Not only that, but macro economics and supply chain issues are having an impact on the smartphone sector, which is expected to shrink this year in terms of the total number of devices shipped.

But that isn’t holding OPPO back. “As we continue to make steady progress, we will continue to expand our operation and business in Europe,” noted Billy Zhang,a vice president at OPPO. “Europe is one of the most important markets for us [outside China]. So starting from this year, we are going to… invest more effort in the premium segment” and launch a number of IoT wearable and tablet products too.

Clearly, OPPO is optimistic that Europe is ripe for further growth, and to increase its chances of success the company plans to integrate its teams that cover Central and Eastern Europe with its Western Europe units “to improve our internal operation efficiency and to maximise resource utilisation. Under this unified market strategy, we will be able to bring a more unified product portfolio for end users and develop a closer partnerships with European suppliers,” noted Zhang.

So if OPPO is to grow in a shrinking market, it clearly believes it can take market share from its rivals, which of course include market giants Samsung and Apple (but no longer Huawei, of course). So which companies does it view as vulnerable?

Zhang wasn’t keen to address that question: “We do not target specifically any competitor. We focus on doing our things right, and eventually our presence in the market will continue to grow… We never use the competition-oriented mindset. Instead, we focus on users. Actually, if you use the competition-oriented mindset, eventually you will go astray,” he opined, before adding that OPPO does study its competitors but only to better understand what they are doing. 

Obviously, Zhang has the company line to toe – everything’s great, the company has fantastic products that people will want to buy, and mobile operators will want to have OPPO in their line-ups. Fair enough.

But do independent market watchers agree? Ben Wood, chief analyst at CCS Insight, has been tracking and commenting on device market developments for decades and is very familiar with OPPO. So does he think the company has what it takes to grow its sales and market share in Europe?  

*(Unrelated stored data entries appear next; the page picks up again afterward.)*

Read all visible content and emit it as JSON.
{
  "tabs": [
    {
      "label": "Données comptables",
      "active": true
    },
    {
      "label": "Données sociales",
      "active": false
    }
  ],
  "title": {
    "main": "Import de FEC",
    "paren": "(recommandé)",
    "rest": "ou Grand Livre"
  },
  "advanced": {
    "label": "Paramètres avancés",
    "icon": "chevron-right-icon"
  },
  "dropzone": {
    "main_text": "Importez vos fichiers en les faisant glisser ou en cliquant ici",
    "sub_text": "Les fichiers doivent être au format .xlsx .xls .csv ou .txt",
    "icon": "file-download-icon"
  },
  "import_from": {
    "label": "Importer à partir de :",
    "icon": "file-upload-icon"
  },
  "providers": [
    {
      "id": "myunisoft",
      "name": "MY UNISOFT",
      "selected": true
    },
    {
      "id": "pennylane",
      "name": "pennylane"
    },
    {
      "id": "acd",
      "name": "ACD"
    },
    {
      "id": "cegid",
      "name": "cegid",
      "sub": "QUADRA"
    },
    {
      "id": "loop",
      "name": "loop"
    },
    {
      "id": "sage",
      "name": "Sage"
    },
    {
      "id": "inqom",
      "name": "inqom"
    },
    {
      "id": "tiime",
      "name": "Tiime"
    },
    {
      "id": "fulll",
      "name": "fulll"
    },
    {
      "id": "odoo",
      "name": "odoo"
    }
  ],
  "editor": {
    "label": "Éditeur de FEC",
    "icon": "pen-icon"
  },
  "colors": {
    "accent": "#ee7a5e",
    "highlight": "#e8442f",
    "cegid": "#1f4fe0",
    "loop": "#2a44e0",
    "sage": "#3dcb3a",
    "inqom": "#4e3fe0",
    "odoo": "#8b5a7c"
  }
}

“OPPO has certainly shown it’s prepared to spend big bucks on promoting its brand, be that through channel support with big operator partners or more strategic above-the-line marketing with Wimbledon and UEFA. However, even with that investment, it has a mountain to climb in a market dominated by Apple and Samsung. Furthermore, Chinese rival Xiaomi has shown it is prepared to be absolutely ruthless in securing business. OPPO will need to have deep pockets to continue investing to assert itself as the ‘second’ Android player after Samsung,” stated Wood in an emailed response to questions from TelecomTV. 

But at least it has decent products to pitch – the problem is, so do others, notes Wood. “I was extremely impressed by the Oppo Find X5 Pro. It’s an extremely good flagship device, with a compelling design, good camera and a decent version of Android. OPPO also has a good portfolio of ‘good, better, best’ smartphones across price points that makes it attractive to operators looking to fill their third retail slot after Apple and Samsung. The challenge OPPO faces is that rivals such as Xiaomi and Honor are also making extremely attractive devices, which adds a huge amount of competitive pressure,” noted the analyst.

And if OPPO was to have greater success in Europe, which of its rivals would feel the heat the most?  “Although Apple is a competitor, the reality is that the iPhone typically stands on its own. OPPO’s main rival is Samsung, which dominates the European market. It also faces relentless pressure from fellow Chinese phone makers Honor and Xiaomi,” the analyst pointed out.

But challenging Samsung is a very tough task, even though Huawei showed during the past decade that it was possible. “All the Chinese phone makers now aspire to be like Huawei in its heyday, but it’s highly questionable whether they have the tenacity and financial resources to reach the heady heights of giving Samsung a run for its money,” concluded Wood.